Part of what makes touch--and by extension, sex--such a central part of the species software is that hedonism simply makes good Darwinian sense. It's not for nothing that hot stoves hurt and caresses feel nice, and we learn early on to distinguish between the two. "All creatures do things that feel good and avoid things that feel bad," says J. Gayle Beck, professor of psychology at the University of Buffalo. "The individuals who learn that best live the longest."
But mastering even so basic an idea can be a slow process, often too slow when survival is on the line. And so nature provides us with a head start. Before we have a chance to practice our first little Moro grab--before we leave the womb, in fact--our pleasure engine is humming. "Little boys can have erections from the day they're born, sometimes even in utero," says Marrow. "Both sexes get pleasure from touching themselves without having to be taught."
Once we're in the world, both nature and experience reinforce that need for physical contact, turning us into full-blown tactile bacchanalians. Nursing alone is a powerful reinforcer. The mechanics of animal nursing can be a utilitarian business, with wobbly-legged newborns standing up to drink from Mom as if she were a spigot.
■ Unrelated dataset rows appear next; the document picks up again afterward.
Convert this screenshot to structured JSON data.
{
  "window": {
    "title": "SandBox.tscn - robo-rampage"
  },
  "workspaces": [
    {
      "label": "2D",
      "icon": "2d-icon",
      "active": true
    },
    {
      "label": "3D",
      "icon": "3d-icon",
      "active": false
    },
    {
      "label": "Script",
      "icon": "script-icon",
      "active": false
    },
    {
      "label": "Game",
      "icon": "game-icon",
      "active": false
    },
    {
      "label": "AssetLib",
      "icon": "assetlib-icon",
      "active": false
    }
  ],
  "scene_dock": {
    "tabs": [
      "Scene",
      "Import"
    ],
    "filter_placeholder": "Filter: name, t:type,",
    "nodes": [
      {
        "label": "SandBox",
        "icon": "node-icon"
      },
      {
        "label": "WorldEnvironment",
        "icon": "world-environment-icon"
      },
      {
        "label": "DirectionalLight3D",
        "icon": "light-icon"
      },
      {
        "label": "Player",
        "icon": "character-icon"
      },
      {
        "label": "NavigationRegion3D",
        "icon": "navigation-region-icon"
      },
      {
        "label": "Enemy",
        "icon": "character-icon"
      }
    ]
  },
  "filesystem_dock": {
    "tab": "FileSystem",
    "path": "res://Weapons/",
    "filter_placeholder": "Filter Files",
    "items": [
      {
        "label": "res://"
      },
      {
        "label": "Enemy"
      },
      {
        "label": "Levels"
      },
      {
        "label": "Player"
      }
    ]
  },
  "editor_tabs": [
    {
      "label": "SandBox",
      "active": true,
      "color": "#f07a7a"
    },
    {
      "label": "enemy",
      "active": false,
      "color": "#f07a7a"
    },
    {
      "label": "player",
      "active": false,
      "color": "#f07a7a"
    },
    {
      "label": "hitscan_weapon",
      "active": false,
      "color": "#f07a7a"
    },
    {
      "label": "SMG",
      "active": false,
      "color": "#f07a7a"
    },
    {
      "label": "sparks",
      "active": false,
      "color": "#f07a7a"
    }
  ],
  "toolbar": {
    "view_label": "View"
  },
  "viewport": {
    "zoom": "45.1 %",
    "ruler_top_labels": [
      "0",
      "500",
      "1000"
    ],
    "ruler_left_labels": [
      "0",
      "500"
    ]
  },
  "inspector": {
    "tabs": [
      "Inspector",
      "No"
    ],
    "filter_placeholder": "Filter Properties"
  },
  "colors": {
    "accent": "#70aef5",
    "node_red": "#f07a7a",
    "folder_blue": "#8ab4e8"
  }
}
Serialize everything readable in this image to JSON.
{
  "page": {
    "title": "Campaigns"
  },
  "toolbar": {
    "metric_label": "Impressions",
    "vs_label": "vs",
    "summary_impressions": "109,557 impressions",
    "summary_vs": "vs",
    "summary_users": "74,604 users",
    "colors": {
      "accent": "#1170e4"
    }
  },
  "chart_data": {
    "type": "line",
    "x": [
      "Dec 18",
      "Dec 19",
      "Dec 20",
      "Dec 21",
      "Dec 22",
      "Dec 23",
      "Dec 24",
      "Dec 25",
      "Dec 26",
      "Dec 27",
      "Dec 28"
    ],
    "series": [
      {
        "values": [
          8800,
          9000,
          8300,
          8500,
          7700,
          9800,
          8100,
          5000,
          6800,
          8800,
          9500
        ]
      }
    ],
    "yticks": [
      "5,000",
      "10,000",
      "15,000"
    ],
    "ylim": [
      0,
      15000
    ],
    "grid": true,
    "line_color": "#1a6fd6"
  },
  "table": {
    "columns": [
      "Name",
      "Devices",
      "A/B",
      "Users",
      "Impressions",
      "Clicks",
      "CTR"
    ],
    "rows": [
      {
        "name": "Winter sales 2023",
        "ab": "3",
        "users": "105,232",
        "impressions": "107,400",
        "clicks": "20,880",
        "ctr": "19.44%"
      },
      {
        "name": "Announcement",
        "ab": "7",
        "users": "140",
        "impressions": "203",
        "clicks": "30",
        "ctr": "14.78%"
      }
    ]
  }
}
Human nursing, by contrast, requires flesh-on-flesh cuddling. What's more, a mother's metabolism ensures that this contact occurs more or less all day long. Anthropologist Sarah Blaffer Hrdy, professor emeritus at the University of California at Davis, points out that human beings produce very dilute breast milk, which necessitates frequent nursing sessions and therefore provides loads of opportunities for mother and child to touch.